Als je ergens “iets van moet vinden” zal je toch op zijn minst moeten begrijpen wat dat “iets” is. Dat is wat anders dan vertaalsoftware moeten kunnen schrijven omdat je vertaler bent. Zie het als gereedschap wat je nodig hebt om je werk te doen. Voor de vertaler is dat de vertaal software. Voor een tech-jurist is dat wellicht het begrijpen van code (waar dan weer programmeer kennis voor nodig is)
Als tech-jurist ja, uiteraard. Maar welk percentage van de juristerij is tech-jurist? Ik gok minder dan 1 procent.
Een AI die algemene voorwaarden analyseert ten behoeve van consumenten lijkt me wel wat… Met al die online diensten, (on)handige apps en andere contracten die je op bijna dagelijkse basis moet afsluiten heb je niet de tijd om ieder contract in detail door te nemen. De voorwaarden zijn wel al in digitale vorm beschikbaar… het lijkt me een leuk Open Source project om een AV-AI-app te maken.
Het hoeft niet opensource. Maar een website die in heldere woorden van bepaalde algemene voorwaarden uitlegt zou wel helpen. Met name omdat ze mbt de lengte soms eerder op een boek lijken dan normale afspraken die passen bij de dienst/omzet.
Niet helemaal waar, kijk maar eens naar deze twee artikelen: Controversial software is proving surprisingly accurate at spotting errors in psychology papers (2017) Accuracy of cited “facts” in medical research articles: A review of study methodology and recalculation of quotation error rate (2015)
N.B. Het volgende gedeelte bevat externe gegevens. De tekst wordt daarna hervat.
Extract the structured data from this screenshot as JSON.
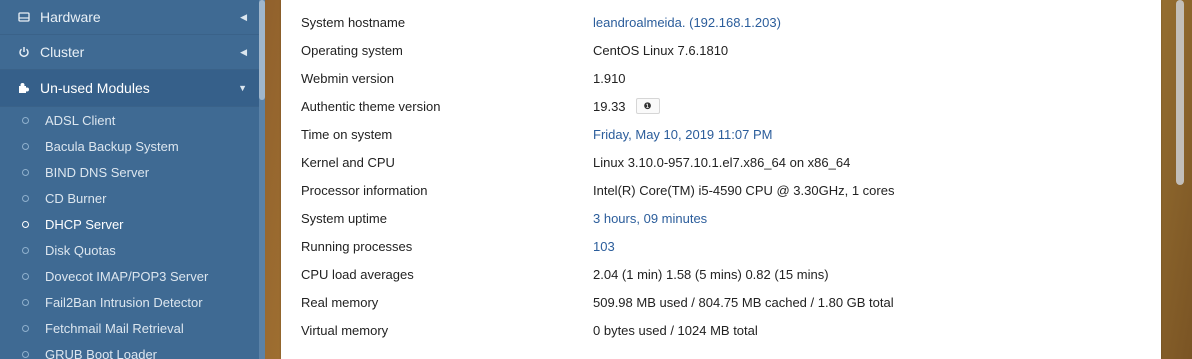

Beide gaan over algoritmen die gebruikt worden om fouten op te sporen in wetenschappelijk werk, en als je ze beide leest kun je duidelijk zien dat er in twee jaar tijd veel vooruitgang is gemaakt in het analyseren van fouten middels algoritmen. Misschien dat de wetenschappers meer financiering zouden kunnen krijgen als ze het met buzzwoorden omkleden (Binnenkort: “Big Data Science Fraud Tech, featuring Blockchain”), maar het is zeker wel een ontwikkelend gebeid.
En de simpelere tekstanalyse is al helemaal gemeengoed: alle hogescholen die ik ken controleren standaard of er bij ingeleverde verslagen sprake is van plagiaat. Dat is volgens mij niet heel verschillend van de genoemde contractanalyse. Of zit in de door Arnout genoemde contractanalyse naast het matchen van teksten, ook tekstinterpretatie?
Plagiaatcontrole is veel simpeler: het matchen van fragmenten tekst zonder ze te proberen te interpreteren. Bij contractanalyse probeer je de betekenis uit een stuk tekst te extraheren.